Rule: Before building a complex model, build the simplest possible model that can serve as a baseline. The baseline serves three purposes:
- Sanity check: If your complex model cannot beat a logistic regression, something is wrong - with the data, the features, or the problem framing.
- Reference point: Every improvement from the baseline is measurable and explainable.
- Production alternative: In many cases, the baseline is good enough to ship, saving months of engineering.
from sklearn.linear_model import LogisticRegression
from sklearn.tree import DecisionTreeClassifier
from sklearn.dummy import DummyClassifier
from sklearn.metrics import roc_auc_score, f1_score
import numpy as np
def evaluate_baselines(X_train, X_test, y_train, y_test):
"""
Always evaluate these before building complex models.

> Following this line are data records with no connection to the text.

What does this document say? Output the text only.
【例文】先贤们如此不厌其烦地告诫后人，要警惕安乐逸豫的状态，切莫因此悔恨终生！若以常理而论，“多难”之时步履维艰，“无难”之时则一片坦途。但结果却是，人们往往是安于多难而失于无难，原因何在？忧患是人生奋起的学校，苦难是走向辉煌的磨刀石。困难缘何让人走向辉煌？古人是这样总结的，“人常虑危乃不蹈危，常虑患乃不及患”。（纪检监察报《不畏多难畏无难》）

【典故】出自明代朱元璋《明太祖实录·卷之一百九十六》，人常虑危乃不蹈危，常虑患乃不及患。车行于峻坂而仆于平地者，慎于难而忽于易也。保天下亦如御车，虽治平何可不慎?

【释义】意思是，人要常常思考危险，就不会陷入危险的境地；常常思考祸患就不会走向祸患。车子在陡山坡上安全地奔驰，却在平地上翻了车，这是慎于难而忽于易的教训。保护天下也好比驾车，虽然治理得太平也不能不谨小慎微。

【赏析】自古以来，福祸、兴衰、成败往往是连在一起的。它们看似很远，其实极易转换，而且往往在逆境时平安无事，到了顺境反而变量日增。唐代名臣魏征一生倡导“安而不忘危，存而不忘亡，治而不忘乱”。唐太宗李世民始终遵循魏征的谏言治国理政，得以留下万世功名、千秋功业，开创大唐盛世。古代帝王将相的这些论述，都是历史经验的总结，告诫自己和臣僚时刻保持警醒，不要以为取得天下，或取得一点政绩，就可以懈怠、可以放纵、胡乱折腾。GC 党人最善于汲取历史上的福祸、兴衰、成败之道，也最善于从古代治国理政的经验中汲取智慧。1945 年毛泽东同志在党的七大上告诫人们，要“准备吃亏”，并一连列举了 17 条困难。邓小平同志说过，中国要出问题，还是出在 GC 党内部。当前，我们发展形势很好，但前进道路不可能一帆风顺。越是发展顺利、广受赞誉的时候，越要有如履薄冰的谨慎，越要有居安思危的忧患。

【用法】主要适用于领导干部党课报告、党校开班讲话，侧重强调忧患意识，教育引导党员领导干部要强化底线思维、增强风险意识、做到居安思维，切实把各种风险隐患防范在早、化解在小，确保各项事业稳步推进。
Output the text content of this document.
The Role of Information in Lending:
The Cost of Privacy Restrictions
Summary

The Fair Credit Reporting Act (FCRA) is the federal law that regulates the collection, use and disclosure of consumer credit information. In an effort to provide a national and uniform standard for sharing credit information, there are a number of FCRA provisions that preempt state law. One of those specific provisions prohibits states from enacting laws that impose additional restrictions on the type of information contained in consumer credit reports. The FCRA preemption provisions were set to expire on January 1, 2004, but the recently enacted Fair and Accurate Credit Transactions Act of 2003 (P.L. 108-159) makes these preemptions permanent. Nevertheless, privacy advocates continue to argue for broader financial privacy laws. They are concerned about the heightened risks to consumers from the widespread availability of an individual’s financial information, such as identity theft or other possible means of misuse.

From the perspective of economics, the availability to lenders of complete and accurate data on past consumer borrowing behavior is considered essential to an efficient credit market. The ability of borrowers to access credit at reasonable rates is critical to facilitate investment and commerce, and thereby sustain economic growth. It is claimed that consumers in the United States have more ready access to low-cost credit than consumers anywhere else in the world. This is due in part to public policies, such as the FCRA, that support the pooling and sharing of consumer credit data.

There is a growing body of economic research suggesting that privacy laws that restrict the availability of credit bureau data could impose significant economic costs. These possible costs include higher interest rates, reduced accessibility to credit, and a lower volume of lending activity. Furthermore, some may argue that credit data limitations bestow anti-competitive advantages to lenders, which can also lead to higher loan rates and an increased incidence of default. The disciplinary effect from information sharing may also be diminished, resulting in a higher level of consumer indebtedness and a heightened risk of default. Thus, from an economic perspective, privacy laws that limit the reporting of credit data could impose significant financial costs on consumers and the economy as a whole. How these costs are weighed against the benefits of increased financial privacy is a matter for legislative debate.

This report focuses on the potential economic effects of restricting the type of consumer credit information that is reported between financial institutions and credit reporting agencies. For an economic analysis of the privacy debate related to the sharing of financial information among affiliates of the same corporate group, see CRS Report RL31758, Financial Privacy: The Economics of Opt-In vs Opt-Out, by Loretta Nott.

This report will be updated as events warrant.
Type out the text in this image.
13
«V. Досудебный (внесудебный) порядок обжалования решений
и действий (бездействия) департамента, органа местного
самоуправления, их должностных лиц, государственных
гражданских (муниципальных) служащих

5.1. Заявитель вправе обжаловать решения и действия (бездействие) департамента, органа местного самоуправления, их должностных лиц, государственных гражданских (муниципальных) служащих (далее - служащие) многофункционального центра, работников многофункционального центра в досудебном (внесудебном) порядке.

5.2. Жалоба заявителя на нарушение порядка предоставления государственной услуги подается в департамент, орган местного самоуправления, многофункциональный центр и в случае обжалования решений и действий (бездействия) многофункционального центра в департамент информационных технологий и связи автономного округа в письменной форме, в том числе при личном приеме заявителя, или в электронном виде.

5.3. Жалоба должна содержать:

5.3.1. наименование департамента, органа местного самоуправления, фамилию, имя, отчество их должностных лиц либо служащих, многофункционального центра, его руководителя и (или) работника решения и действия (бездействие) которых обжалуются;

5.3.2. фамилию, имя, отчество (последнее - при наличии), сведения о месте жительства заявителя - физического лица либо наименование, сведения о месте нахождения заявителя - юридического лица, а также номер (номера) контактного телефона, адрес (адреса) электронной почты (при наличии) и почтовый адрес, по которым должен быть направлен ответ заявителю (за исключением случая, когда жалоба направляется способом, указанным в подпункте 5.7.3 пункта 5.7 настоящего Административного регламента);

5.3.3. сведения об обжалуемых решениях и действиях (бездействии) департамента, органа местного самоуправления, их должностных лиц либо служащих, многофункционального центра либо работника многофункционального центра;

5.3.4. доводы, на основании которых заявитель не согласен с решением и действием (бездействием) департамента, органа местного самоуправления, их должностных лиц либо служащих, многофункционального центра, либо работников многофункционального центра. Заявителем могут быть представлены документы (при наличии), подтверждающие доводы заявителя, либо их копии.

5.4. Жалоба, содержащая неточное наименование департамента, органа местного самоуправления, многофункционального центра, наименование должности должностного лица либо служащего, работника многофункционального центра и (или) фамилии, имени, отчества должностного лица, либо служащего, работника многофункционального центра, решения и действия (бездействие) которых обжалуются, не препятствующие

If you can't beat DummyClassifier, check your data.
If you can't beat LogisticRegression, check your features.
"""
baselines = {
"Most frequent class (dummy)": DummyClassifier(strategy='most_frequent'),
"Random predictions (dummy)": DummyClassifier(strategy='stratified'),
"Logistic Regression": LogisticRegression(max_iter=1000, C=1.0),
"Decision Tree (depth=3)": DecisionTreeClassifier(max_depth=3),
}
from sklearn.preprocessing import StandardScaler
scaler = StandardScaler()
X_tr = scaler.fit_transform(X_train)
X_te = scaler.transform(X_test)
results = {}
for name, model in baselines.items():
model.fit(X_tr, y_train)
if hasattr(model, 'predict_proba'):
y_prob = model.predict_proba(X_te)[:, 1]
auc = roc_auc_score(y_test, y_prob)
else:
auc = 0.5
f1 = f1_score(y_test, model.predict(X_te), zero_division=0)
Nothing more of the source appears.